Tuesday, July 17, 2018 | 2 a.m.
In city after city this summer, this group of mass shooting survivors have led gun-control rallies and shared their stories of living through school-shooting tragedies. Yet, Monday in Las Vegas was different.
The student demonstrators from March for Our Lives encountered residents who are all-too-familiar with the suffering of gun violence. Before the group of 15 students, most of whom were part of the Florida massacre in February at Marjory Stoneman Douglas High School, made a pair of appearances here, they visited survivors of last year’s shooting massacre on the Las Vegas Strip.
“We all found common ground in our suffering,” said David Hogg, a Parkland survivor credited with starting the nationwide movement for tightened laws on gun ownership. “None of us ever wants to live through this again.”
The movement, which started with more than 1 million protesters in a March 24 rally in Washington, D.C., and other major cities across the U.S., advocates for tougher gun control laws. Demonstrators argued Monday that ignoring the need for stricter laws has allowed the mass shootings that have plagued U.S. schools, neighborhoods and tourist areas like the Las Vegas Strip, to continue at record pace.
Ariel Hamilton, president of Nevada State College’s Black Student Organization, tearfully described the pain of losing friend Quinton Robbins in the Oct. 1 shooting last year. Hamilton, who worked with Robbins and played basketball on the same co-ed teams, told a crowd of about 700 at Sierra Vista High School that getting a phone call about Robbins’ death was “the worst experience” of her life.
“This isn’t a call anyone should have to get,” Hamilton said. “Something needs to change.”
Hogg said March for Our Lives was not designed to endorse political parties or promote individual politicians. Rather, the organization encourages voter registration and to seek candidates who implement policies reflective of “how most Americans really feel.” An April National Public Radio-Marist Poll of more than 1,000 American adults found 57 percent of Americans preferred stronger measures on controlling access to firearms.
Multiple speakers from urban areas, like the north side of Milwaukee and west side of Chicago, described living in constant fear from gun violence in their everyday lives. Milwaukee resident and student activist Bria Smith said that for many residents of such communities, hearing gunshots has become “normal” for people of all ages. Smith, 17, joined the Parkland students on this summer’s tour to publicize the reality many young Americans face in inner-cities.

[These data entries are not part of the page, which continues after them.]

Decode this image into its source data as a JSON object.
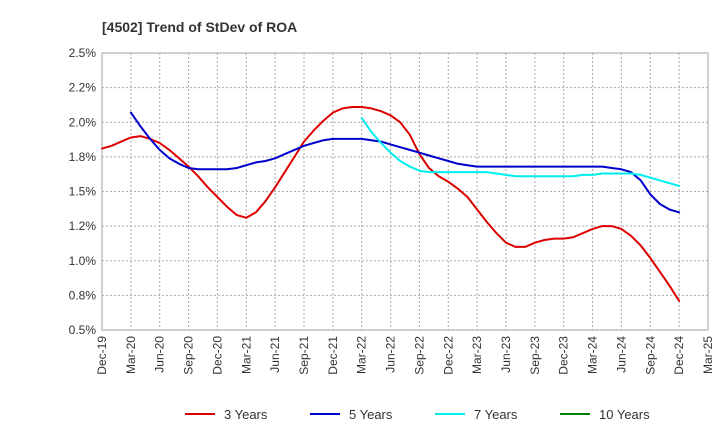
{
  "chart_data": {
    "type": "line",
    "title": "[4502]  Trend of StDev of ROA",
    "y_ticks": [
      "2.5%",
      "2.2%",
      "2.0%",
      "1.8%",
      "1.5%",
      "1.2%",
      "1.0%",
      "0.8%",
      "0.5%"
    ],
    "y_tick_values": [
      2.5,
      2.25,
      2.0,
      1.75,
      1.5,
      1.25,
      1.0,
      0.75,
      0.5
    ],
    "x_ticks": [
      "Dec-19",
      "Mar-20",
      "Jun-20",
      "Sep-20",
      "Dec-20",
      "Mar-21",
      "Jun-21",
      "Sep-21",
      "Dec-21",
      "Mar-22",
      "Jun-22",
      "Sep-22",
      "Dec-22",
      "Mar-23",
      "Jun-23",
      "Sep-23",
      "Dec-23",
      "Mar-24",
      "Jun-24",
      "Sep-24",
      "Dec-24",
      "Mar-25"
    ],
    "ylim": [
      0.5,
      2.5
    ],
    "grid": true,
    "legend_position": "bottom",
    "series": [
      {
        "name": "3 Years",
        "color": "#dd0000",
        "x": [
          "Dec-19",
          "Jan-20",
          "Feb-20",
          "Mar-20",
          "Apr-20",
          "May-20",
          "Jun-20",
          "Jul-20",
          "Aug-20",
          "Sep-20",
          "Oct-20",
          "Nov-20",
          "Dec-20",
          "Jan-21",
          "Feb-21",
          "Mar-21",
          "Apr-21",
          "May-21",
          "Jun-21",
          "Jul-21",
          "Aug-21",
          "Sep-21",
          "Oct-21",
          "Nov-21",
          "Dec-21",
          "Jan-22",
          "Feb-22",
          "Mar-22",
          "Apr-22",
          "May-22",
          "Jun-22",
          "Jul-22",
          "Aug-22",
          "Sep-22",
          "Oct-22",
          "Nov-22",
          "Dec-22",
          "Jan-23",
          "Feb-23",
          "Mar-23",
          "Apr-23",
          "May-23",
          "Jun-23",
          "Jul-23",
          "Aug-23",
          "Sep-23",
          "Oct-23",
          "Nov-23",
          "Dec-23",
          "Jan-24",
          "Feb-24",
          "Mar-24",
          "Apr-24",
          "May-24",
          "Jun-24",
          "Jul-24",
          "Aug-24",
          "Sep-24",
          "Oct-24",
          "Nov-24",
          "Dec-24"
        ],
        "values": [
          1.81,
          1.83,
          1.86,
          1.89,
          1.9,
          1.88,
          1.85,
          1.8,
          1.74,
          1.68,
          1.61,
          1.53,
          1.46,
          1.39,
          1.33,
          1.31,
          1.35,
          1.43,
          1.53,
          1.64,
          1.75,
          1.86,
          1.94,
          2.01,
          2.07,
          2.1,
          2.11,
          2.11,
          2.1,
          2.08,
          2.05,
          2.0,
          1.91,
          1.77,
          1.67,
          1.61,
          1.57,
          1.52,
          1.46,
          1.37,
          1.28,
          1.2,
          1.13,
          1.1,
          1.1,
          1.13,
          1.15,
          1.16,
          1.16,
          1.17,
          1.2,
          1.23,
          1.25,
          1.25,
          1.23,
          1.18,
          1.11,
          1.02,
          0.92,
          0.82,
          0.71
        ]
      },
      {
        "name": "5 Years",
        "color": "#0000cc",
        "x": [
          "Mar-20",
          "Apr-20",
          "May-20",
          "Jun-20",
          "Jul-20",
          "Aug-20",
          "Sep-20",
          "Oct-20",
          "Nov-20",
          "Dec-20",
          "Jan-21",
          "Feb-21",
          "Mar-21",
          "Apr-21",
          "May-21",
          "Jun-21",
          "Jul-21",
          "Aug-21",
          "Sep-21",
          "Oct-21",
          "Nov-21",
          "Dec-21",
          "Jan-22",
          "Feb-22",
          "Mar-22",
          "Apr-22",
          "May-22",
          "Jun-22",
          "Jul-22",
          "Aug-22",
          "Sep-22",
          "Oct-22",
          "Nov-22",
          "Dec-22",
          "Jan-23",
          "Feb-23",
          "Mar-23",
          "Apr-23",
          "May-23",
          "Jun-23",
          "Jul-23",
          "Aug-23",
          "Sep-23",
          "Oct-23",
          "Nov-23",
          "Dec-23",
          "Jan-24",
          "Feb-24",
          "Mar-24",
          "Apr-24",
          "May-24",
          "Jun-24",
          "Jul-24",
          "Aug-24",
          "Sep-24",
          "Oct-24",
          "Nov-24",
          "Dec-24"
        ],
        "values": [
          2.07,
          1.97,
          1.88,
          1.8,
          1.74,
          1.7,
          1.67,
          1.66,
          1.66,
          1.66,
          1.66,
          1.67,
          1.69,
          1.71,
          1.72,
          1.74,
          1.77,
          1.8,
          1.83,
          1.85,
          1.87,
          1.88,
          1.88,
          1.88,
          1.88,
          1.87,
          1.86,
          1.84,
          1.82,
          1.8,
          1.78,
          1.76,
          1.74,
          1.72,
          1.7,
          1.69,
          1.68,
          1.68,
          1.68,
          1.68,
          1.68,
          1.68,
          1.68,
          1.68,
          1.68,
          1.68,
          1.68,
          1.68,
          1.68,
          1.68,
          1.67,
          1.66,
          1.64,
          1.58,
          1.48,
          1.41,
          1.37,
          1.35
        ]
      },
      {
        "name": "7 Years",
        "color": "#00eeee",
        "x": [
          "Mar-22",
          "Apr-22",
          "May-22",
          "Jun-22",
          "Jul-22",
          "Aug-22",
          "Sep-22",
          "Oct-22",
          "Nov-22",
          "Dec-22",
          "Jan-23",
          "Feb-23",
          "Mar-23",
          "Apr-23",
          "May-23",
          "Jun-23",
          "Jul-23",
          "Aug-23",
          "Sep-23",
          "Oct-23",
          "Nov-23",
          "Dec-23",
          "Jan-24",
          "Feb-24",
          "Mar-24",
          "Apr-24",
          "May-24",
          "Jun-24",
          "Jul-24",
          "Aug-24",
          "Sep-24",
          "Oct-24",
          "Nov-24",
          "Dec-24"
        ],
        "values": [
          2.03,
          1.93,
          1.85,
          1.78,
          1.72,
          1.68,
          1.65,
          1.64,
          1.64,
          1.64,
          1.64,
          1.64,
          1.64,
          1.64,
          1.63,
          1.62,
          1.61,
          1.61,
          1.61,
          1.61,
          1.61,
          1.61,
          1.61,
          1.62,
          1.62,
          1.63,
          1.63,
          1.63,
          1.63,
          1.62,
          1.6,
          1.58,
          1.56,
          1.54
        ]
      },
      {
        "name": "10 Years",
        "color": "#008000",
        "x": [],
        "values": []
      }
    ]
  }
}
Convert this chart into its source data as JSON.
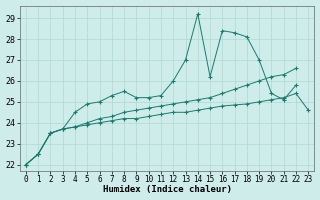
{
  "title": "",
  "xlabel": "Humidex (Indice chaleur)",
  "ylabel": "",
  "background_color": "#ceecea",
  "grid_color": "#afd8d4",
  "line_color": "#1a7a6e",
  "xlim": [
    -0.5,
    23.5
  ],
  "ylim": [
    21.7,
    29.6
  ],
  "yticks": [
    22,
    23,
    24,
    25,
    26,
    27,
    28,
    29
  ],
  "xticks": [
    0,
    1,
    2,
    3,
    4,
    5,
    6,
    7,
    8,
    9,
    10,
    11,
    12,
    13,
    14,
    15,
    16,
    17,
    18,
    19,
    20,
    21,
    22,
    23
  ],
  "series1": [
    22.0,
    22.5,
    23.5,
    23.7,
    24.5,
    24.9,
    25.0,
    25.3,
    25.5,
    25.2,
    25.2,
    25.3,
    26.0,
    27.0,
    29.2,
    26.2,
    28.4,
    28.3,
    28.1,
    27.0,
    25.4,
    25.1,
    25.8,
    null
  ],
  "series2": [
    22.0,
    22.5,
    23.5,
    23.7,
    23.8,
    24.0,
    24.2,
    24.3,
    24.5,
    24.6,
    24.7,
    24.8,
    24.9,
    25.0,
    25.1,
    25.2,
    25.4,
    25.6,
    25.8,
    26.0,
    26.2,
    26.3,
    26.6,
    null
  ],
  "series3": [
    22.0,
    22.5,
    23.5,
    23.7,
    23.8,
    23.9,
    24.0,
    24.1,
    24.2,
    24.2,
    24.3,
    24.4,
    24.5,
    24.5,
    24.6,
    24.7,
    24.8,
    24.85,
    24.9,
    25.0,
    25.1,
    25.2,
    25.4,
    24.6
  ],
  "tick_fontsize": 5.5,
  "xlabel_fontsize": 6.5
}
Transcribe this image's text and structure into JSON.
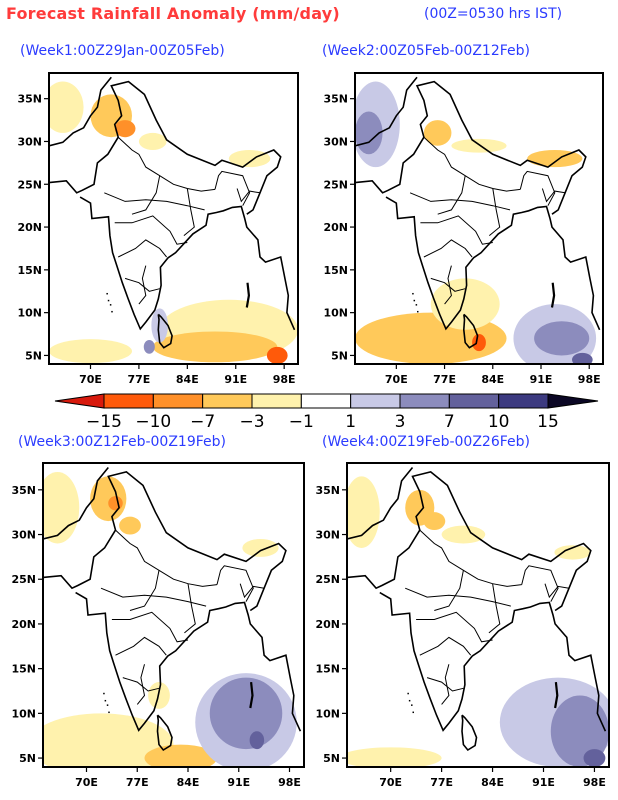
{
  "header": {
    "title": "Forecast Rainfall Anomaly (mm/day)",
    "subtitle": "(00Z=0530 hrs IST)"
  },
  "axes": {
    "lon_ticks": [
      "70E",
      "77E",
      "84E",
      "91E",
      "98E"
    ],
    "lon_values": [
      70,
      77,
      84,
      91,
      98
    ],
    "lat_ticks": [
      "35N",
      "30N",
      "25N",
      "20N",
      "15N",
      "10N",
      "5N"
    ],
    "lat_values": [
      35,
      30,
      25,
      20,
      15,
      10,
      5
    ],
    "lon_range": [
      64,
      100
    ],
    "lat_range": [
      4,
      38
    ]
  },
  "panels": [
    {
      "label": "(Week1:00Z29Jan-00Z05Feb)"
    },
    {
      "label": "(Week2:00Z05Feb-00Z12Feb)"
    },
    {
      "label": "(Week3:00Z12Feb-00Z19Feb)"
    },
    {
      "label": "(Week4:00Z19Feb-00Z26Feb)"
    }
  ],
  "colorbar": {
    "labels": [
      "−15",
      "−10",
      "−7",
      "−3",
      "−1",
      "1",
      "3",
      "7",
      "10",
      "15"
    ],
    "levels": [
      -15,
      -10,
      -7,
      -3,
      -1,
      1,
      3,
      7,
      10,
      15
    ],
    "colors": [
      "#d81a0d",
      "#ff5a0a",
      "#ff9029",
      "#ffc95a",
      "#fff2ad",
      "#ffffff",
      "#c8c9e6",
      "#8c8cbd",
      "#63619c",
      "#3c3a80",
      "#0b0725"
    ]
  },
  "colors": {
    "title": "#ff3b3b",
    "labels": "#2b3bff",
    "light_pos": "#c8c9e6",
    "mid_pos": "#8c8cbd",
    "dark_pos": "#63619c",
    "light_neg": "#fff2ad",
    "mid_neg": "#ffc95a",
    "strong_neg": "#ff9029",
    "deep_neg": "#ff5a0a"
  }
}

“We’re losing future teachers, doctors and lawyers, and these are people who are going to make our future better,” Smith said. “We need to protect them.”
Among measures criticized by speakers Monday included the legal grounds for bump stocks — which enhance the firing capacity of semi-automatic firearms to fire as a fully automatic weapon — and assault rifles, which they argued exceed necessary measures for self-defense. March for Our Lives advocates said such weapons, used in many of the mass shootings, do more damage than good for society.
“I can see maybe using an AR-15 in a shooting range,” Hogg said. “But there’s no real need for it outside of that.”
The Las Vegas stop also included Manny Oliver, whose son, Joaquin, was slain in the Parkland shooting, painting a makeshift mural at Sunset Park. Las Vegan Angela Cervantes, who lost her son, Erick Silva, in last year’s massacre on the Strip, sobbed at a nearby park bench during the painting.
Monday’s Las Vegas stop was the 28th of nearly 50 rallies planned this summer for the student activists, and is the only rally scheduled in Nevada. The March for Our Lives tour will pass through California starting today and finish next month in Newtown, Conn., home of a 2012 shooting at Sandy Hook Elementary School, which left 26 dead.